夢の中で毎夜、想い人であるアスランに抱かれる。
夢の中では、現実では決して見れないあの翠の瞳が眼前にあり、自分を見つめている。
感触といっていいのかわからない位の感覚しかしない夢の中で、アスランが近くにいるそれだけで幸せで涙が零れる。
この夢を始めて見た時、現実での有り得なさすぎる夢に、己の切望を知った。アスラン・ザラが好きなのだと。

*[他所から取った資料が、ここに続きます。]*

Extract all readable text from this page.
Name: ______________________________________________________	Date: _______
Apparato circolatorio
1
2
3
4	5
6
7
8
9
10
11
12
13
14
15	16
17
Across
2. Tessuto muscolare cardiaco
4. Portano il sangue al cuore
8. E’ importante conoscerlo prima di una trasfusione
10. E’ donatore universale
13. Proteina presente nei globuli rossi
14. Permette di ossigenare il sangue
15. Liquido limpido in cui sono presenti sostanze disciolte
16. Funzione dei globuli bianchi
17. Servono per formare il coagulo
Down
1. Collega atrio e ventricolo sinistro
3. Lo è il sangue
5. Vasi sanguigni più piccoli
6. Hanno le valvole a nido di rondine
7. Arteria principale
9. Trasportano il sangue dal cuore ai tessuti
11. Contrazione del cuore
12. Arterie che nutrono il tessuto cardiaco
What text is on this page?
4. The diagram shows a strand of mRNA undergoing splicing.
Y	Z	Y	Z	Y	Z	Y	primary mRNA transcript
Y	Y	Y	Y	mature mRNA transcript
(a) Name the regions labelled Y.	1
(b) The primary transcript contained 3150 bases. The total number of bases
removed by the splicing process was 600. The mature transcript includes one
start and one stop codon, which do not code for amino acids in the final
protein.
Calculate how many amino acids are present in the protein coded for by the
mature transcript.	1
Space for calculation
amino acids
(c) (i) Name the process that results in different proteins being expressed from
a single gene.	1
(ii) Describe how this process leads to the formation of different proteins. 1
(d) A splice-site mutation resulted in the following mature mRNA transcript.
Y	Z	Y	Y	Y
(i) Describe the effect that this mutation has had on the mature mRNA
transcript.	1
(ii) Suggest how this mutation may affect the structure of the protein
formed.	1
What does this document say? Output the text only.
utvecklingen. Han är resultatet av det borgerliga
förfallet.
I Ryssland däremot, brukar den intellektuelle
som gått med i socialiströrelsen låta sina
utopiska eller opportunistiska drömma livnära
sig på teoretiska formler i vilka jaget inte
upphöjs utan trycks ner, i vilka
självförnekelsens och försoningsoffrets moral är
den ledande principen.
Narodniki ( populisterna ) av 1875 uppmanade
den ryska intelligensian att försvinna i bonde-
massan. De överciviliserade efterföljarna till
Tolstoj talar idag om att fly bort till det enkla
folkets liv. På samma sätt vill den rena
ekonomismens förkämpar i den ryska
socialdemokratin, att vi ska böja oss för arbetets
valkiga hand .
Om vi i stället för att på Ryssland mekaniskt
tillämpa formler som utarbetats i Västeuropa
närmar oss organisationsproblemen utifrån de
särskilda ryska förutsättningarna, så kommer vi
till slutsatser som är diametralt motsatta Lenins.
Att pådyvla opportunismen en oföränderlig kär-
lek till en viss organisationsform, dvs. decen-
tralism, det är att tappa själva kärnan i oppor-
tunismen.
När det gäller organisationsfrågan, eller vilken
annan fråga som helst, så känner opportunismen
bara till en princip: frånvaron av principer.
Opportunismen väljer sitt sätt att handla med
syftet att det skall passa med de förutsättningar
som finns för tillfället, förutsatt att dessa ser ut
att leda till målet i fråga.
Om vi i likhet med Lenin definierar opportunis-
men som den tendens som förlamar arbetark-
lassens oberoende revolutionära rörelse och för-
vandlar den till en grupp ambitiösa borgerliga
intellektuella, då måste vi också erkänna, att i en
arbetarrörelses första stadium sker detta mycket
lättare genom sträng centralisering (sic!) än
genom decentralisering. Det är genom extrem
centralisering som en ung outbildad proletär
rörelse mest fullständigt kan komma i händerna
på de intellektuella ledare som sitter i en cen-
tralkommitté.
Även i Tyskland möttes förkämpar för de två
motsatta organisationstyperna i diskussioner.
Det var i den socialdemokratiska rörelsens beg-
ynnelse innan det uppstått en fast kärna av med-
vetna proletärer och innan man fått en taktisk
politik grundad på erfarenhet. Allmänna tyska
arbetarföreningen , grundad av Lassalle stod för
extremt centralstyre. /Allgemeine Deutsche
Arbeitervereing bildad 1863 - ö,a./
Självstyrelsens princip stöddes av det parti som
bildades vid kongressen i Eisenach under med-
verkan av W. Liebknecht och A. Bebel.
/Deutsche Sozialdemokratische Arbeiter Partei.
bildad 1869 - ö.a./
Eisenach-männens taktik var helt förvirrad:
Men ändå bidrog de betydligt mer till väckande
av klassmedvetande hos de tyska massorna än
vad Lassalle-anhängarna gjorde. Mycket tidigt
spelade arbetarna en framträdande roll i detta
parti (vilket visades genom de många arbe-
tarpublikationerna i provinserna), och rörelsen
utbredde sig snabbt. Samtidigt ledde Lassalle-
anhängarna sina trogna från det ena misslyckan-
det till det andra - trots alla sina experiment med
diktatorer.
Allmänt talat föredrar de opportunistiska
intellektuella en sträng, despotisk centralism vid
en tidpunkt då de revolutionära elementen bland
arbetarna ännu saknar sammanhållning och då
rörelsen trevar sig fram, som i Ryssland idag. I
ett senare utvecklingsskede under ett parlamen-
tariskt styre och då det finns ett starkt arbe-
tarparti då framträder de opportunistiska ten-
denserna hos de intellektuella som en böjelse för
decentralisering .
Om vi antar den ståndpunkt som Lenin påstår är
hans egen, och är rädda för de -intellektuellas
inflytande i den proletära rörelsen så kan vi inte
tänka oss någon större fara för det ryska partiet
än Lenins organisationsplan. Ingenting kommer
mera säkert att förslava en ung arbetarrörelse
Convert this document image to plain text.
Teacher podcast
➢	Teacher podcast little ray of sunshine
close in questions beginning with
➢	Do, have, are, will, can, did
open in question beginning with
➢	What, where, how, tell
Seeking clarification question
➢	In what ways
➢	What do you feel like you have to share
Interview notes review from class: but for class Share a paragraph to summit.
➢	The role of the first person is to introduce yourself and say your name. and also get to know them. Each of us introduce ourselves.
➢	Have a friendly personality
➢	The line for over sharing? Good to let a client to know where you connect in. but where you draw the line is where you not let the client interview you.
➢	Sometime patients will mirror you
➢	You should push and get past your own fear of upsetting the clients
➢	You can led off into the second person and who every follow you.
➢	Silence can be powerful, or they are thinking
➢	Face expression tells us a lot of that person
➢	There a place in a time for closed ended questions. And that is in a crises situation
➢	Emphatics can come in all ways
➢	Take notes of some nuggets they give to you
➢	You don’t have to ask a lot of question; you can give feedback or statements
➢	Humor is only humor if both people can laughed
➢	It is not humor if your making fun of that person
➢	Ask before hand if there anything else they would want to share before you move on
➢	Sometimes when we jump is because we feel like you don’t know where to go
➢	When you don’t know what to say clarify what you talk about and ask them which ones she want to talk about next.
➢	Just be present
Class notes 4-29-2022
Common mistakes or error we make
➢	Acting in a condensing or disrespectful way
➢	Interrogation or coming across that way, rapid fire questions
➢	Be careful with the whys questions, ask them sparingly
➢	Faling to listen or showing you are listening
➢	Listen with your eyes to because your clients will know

しかしそれは叶わない恋でもある。なんせ相手は自分を嫌っているのだから。
『俺とは違いすぎるよ…イザークは………気が合う訳がないじゃないか』
いつだか憶えていないが、通りすがりに聞いたアスランの言葉は心に傷として残っている。
『アスラ……すき』
熱に浮かされた声で呼べば、アスランは優しい笑みを浮かべて、キスを落とす。
淡い感覚を憶え、イザークは身体をふるわせた。
あまり感覚とか感じない夢の中で、珍しく強く感じたキスに、そんなにアスランを欲していたのか、とぼんやりと思う。
その間にも行為は進んで行く。
いつもとは違く、今までにないくらい強く感じる快楽にほんろうされて行く。